PAS’ post-GE14 waiting game


PAS president Abdul Hadi Awang ended the party’s 65th muktamar by predicting a collapse of Pakatan Harapan. This should come as no surprise, as in the assembly he harped on the alleged failures of the government. The party has been engaged in trying to promote divisions in and dissatisfaction with Harapan since GE14.
At the same assembly, Hadi received formal approval from the delegates for a partnership with Umno, a de facto relationship that has existed electorally post-GE14 but one in practice started much earlier. The move signals a change in the alliance at the leadership level to greater grassroots ties.
There is little recognition that the conditions Harapan faces were the product of Umno mismanagement, or any articulation of how PAS would manage the challenges the country faces. PAS is engaged in a full-on attack on Harapan, with the hope that it will bring PAS into national power.

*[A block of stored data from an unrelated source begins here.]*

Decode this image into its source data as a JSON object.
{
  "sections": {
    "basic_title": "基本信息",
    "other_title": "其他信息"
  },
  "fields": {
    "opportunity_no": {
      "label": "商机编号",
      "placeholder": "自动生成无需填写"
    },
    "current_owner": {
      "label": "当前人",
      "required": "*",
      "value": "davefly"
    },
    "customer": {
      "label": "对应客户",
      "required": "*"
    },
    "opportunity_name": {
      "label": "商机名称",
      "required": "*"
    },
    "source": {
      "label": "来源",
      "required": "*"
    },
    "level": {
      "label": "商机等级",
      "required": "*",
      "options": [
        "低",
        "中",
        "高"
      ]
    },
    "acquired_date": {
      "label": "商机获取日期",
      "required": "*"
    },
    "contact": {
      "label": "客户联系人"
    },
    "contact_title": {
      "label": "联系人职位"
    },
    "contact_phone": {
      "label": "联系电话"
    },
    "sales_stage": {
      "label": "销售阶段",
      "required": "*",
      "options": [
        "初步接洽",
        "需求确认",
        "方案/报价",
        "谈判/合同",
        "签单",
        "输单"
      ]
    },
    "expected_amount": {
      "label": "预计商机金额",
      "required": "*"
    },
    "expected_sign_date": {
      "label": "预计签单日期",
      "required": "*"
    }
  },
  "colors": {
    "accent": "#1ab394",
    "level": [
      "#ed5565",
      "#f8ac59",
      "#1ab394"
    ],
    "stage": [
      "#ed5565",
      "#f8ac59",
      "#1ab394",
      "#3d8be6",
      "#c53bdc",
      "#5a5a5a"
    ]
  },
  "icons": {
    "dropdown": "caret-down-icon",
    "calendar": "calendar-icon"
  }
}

Of the two parties in the opposition, PAS has proven (so far) most adept at navigating New Malaysia’s politics of uncertainty and has gained political traction over the last year. There have been important changes taking place in the Islamic party in recent years. PAS is clearly engaged in a ‘waiting game’ in which national power remains an ideal, but its influence in shaping the national narrative and political landscape has grown.
Despite predictions that PAS would be wiped out as a political force, its role in Malaysian politics is more important than ever.
A ‘purist’ path
Since PAS left Pakatan Rakyat in 2015 and internally split (with former PAS leaders forming Amanah later that year), the party has rested its political fortunes on three organising principles.
First, has been that it is ‘open’ to members of the ‘ummah’ – willing to accept new supporters and cooperate with different players as long as they are Muslim. This has included extensive outreach to traditional Umno members and has underscored the deepening of relationships outside of the party’s traditional base.
This has been accompanied by the second principle that it is independent, able to choose its own path and maintain control over its choices. PAS wants to lead, rather than compromise on its ideals.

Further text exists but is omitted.